TISA embodies the surf community’s duty to future generations. But the media and tools we use to access and use archival material change daily. To allow the continuity and the safe passing down of all elements and with the depositors’ permission, we digitize deposited elements.

Camera in hand, we also meet with key actors of the surf world, whether they are surfers, trainers, shapers or team managers. We aim to record the testimonies and stories of all the people who made a mark on surf as we know it, to better tell you their stories.

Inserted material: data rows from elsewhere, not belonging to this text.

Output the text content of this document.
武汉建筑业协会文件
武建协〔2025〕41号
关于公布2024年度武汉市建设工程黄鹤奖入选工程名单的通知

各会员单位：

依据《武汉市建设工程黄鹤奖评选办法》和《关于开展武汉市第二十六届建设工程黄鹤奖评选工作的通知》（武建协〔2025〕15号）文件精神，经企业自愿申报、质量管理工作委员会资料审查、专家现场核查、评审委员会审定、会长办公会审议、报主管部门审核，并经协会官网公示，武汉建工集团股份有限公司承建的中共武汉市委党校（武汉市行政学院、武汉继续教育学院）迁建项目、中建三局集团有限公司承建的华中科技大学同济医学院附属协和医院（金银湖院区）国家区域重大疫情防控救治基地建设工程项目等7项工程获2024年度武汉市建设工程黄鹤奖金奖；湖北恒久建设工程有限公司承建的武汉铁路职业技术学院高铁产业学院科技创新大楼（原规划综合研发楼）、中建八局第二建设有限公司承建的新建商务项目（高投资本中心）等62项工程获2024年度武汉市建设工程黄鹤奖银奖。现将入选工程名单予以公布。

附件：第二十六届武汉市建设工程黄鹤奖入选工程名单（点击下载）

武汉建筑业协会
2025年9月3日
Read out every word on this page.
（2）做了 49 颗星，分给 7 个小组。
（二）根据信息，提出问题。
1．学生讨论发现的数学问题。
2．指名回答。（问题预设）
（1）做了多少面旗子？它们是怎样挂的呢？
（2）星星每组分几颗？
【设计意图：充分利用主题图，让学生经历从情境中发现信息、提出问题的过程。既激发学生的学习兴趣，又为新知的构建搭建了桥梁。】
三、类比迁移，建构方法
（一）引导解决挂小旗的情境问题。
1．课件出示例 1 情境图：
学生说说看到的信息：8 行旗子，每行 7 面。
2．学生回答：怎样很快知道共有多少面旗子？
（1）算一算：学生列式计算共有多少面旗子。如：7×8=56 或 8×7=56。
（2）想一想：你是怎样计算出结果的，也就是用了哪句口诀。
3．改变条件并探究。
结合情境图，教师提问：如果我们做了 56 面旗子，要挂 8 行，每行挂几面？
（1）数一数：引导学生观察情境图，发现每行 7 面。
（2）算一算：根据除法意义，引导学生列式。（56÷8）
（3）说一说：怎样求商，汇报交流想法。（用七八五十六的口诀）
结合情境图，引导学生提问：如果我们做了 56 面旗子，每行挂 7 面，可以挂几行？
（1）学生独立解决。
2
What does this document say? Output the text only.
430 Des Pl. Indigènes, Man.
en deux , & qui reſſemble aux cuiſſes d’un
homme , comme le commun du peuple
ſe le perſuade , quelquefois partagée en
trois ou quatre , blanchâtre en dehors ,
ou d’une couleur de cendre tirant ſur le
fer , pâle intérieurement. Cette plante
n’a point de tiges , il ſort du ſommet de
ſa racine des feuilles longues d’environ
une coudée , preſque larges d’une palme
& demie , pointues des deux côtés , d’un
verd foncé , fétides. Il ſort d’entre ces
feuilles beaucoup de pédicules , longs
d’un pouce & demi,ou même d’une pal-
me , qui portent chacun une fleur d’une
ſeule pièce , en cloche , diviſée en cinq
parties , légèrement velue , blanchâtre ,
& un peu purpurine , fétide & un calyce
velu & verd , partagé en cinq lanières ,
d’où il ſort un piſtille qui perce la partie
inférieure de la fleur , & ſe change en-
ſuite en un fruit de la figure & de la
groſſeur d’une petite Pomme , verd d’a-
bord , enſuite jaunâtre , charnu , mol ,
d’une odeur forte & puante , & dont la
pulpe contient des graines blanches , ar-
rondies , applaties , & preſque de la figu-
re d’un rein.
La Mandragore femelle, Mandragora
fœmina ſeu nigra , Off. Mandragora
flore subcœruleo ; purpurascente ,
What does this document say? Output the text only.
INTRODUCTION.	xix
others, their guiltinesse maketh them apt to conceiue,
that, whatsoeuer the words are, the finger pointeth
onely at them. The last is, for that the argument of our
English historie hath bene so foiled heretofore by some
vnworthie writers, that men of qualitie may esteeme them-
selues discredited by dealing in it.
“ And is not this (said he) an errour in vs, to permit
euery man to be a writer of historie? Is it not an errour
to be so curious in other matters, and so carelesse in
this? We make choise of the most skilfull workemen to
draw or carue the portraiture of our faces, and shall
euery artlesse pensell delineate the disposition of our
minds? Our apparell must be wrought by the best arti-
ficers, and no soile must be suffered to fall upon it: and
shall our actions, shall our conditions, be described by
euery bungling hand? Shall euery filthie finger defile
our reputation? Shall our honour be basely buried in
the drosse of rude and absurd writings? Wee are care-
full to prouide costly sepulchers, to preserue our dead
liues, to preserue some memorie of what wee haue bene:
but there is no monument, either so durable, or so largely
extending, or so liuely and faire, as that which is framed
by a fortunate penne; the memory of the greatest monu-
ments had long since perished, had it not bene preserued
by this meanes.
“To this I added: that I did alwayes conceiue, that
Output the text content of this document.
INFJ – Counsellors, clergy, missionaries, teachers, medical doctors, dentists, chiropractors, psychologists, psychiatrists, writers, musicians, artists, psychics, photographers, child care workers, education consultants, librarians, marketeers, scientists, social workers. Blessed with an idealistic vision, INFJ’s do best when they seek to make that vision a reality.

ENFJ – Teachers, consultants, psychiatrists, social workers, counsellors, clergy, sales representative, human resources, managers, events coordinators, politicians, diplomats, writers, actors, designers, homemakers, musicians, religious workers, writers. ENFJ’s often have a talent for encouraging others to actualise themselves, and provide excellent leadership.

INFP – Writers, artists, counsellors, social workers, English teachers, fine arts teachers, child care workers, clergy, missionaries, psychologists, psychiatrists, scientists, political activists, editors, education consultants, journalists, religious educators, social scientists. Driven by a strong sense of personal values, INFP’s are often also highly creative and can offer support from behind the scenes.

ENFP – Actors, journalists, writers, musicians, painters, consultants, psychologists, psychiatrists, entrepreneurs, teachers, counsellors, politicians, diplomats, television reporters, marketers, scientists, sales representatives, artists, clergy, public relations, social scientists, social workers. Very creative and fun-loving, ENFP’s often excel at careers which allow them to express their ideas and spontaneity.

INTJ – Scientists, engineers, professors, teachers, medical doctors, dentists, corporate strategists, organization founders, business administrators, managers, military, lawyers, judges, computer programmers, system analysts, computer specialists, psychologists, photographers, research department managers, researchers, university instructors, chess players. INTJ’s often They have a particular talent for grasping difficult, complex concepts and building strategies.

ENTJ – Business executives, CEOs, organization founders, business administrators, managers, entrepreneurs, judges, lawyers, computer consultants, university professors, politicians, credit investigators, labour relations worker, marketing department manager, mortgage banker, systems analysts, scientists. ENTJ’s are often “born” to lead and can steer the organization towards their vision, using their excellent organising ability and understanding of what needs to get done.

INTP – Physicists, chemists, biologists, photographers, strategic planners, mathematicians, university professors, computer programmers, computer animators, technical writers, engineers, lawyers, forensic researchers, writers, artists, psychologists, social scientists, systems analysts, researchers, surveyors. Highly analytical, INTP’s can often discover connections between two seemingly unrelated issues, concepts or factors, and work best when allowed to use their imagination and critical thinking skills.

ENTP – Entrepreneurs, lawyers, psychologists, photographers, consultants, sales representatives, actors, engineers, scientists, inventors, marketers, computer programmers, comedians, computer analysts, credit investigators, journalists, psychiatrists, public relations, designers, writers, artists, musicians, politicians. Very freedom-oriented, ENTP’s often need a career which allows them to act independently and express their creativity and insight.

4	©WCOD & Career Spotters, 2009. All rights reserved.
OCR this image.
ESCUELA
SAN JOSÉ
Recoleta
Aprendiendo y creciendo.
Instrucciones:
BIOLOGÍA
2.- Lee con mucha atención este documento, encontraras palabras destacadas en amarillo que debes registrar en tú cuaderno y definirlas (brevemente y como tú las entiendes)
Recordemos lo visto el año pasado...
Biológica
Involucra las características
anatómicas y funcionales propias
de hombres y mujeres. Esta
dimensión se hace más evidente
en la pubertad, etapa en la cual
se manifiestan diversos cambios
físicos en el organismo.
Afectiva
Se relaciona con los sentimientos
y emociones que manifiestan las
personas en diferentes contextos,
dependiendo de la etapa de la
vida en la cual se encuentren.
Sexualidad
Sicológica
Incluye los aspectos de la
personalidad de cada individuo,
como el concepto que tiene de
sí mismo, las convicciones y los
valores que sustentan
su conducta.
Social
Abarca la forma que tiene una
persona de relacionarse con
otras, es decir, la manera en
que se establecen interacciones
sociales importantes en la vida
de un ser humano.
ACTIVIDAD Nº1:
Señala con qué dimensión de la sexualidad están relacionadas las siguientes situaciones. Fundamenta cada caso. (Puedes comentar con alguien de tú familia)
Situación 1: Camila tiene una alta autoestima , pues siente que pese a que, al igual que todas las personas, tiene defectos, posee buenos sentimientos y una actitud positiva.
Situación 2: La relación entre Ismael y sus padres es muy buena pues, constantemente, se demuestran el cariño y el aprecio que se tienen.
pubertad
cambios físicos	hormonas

a team of passionate people


Emile Mahler

Founder and CEO

Born in Normandy, a surf aficionado (who said it was incompatible ?!), Emile is a specialist of the preservation and restoration of heritage films. After serving as CTO for the world’s largest private film collection, Lobsters Films, he became COO of the company and its California subsidiary Blackhawk Films. Between France and Los Angeles, where he now lives (the water is warmer than in Normandy), he works with around fifty collaborators who are experts in the restoration of old films, post-production, and the production of documentaries and programs for American and French TV. 

Convinced of the importance of preserving and passing on audiovisual heritage to future generations, he teaches media and archival management at INA, the French National Audiovisual Institute. Alongside set designer François Confino, he also supervised the audiovisual production of the Chaplin’s World Museum (Switzerland), dedicated to the artist’s work.

In 2021, he founded The International Surf Archive - TISA -, the world's first archive of surf photos and films, with the ambition to preserve the memory of this very special culture, to bring it to life in an exhibition space opened to the public, and to help instill more equality in surf culture by supporting projects led by women.


Eglantine Saubot

Head of development

A lover of all water sports, Eglantine left her native Basque Country for ten (much too) long years to work as a lobbyist and as a communication specialist in Paris, in a wide variety of sectors: diplomacy, sport, hospitality, organizations... In 2019, she left Paris (too much metro, not enough water) to start a solo round the world trip, which, cut short by the sanitary situation, would unfortunately not allow her to go up against the Jaws wave (what a good excuse!). 

In 2021, between two scuba dives, she learned about the TISA project, which she enthusiastically joined, sharing the values ​​of heritage preservation and equality that Emile supports. Since then, she has been developing, developing, developing.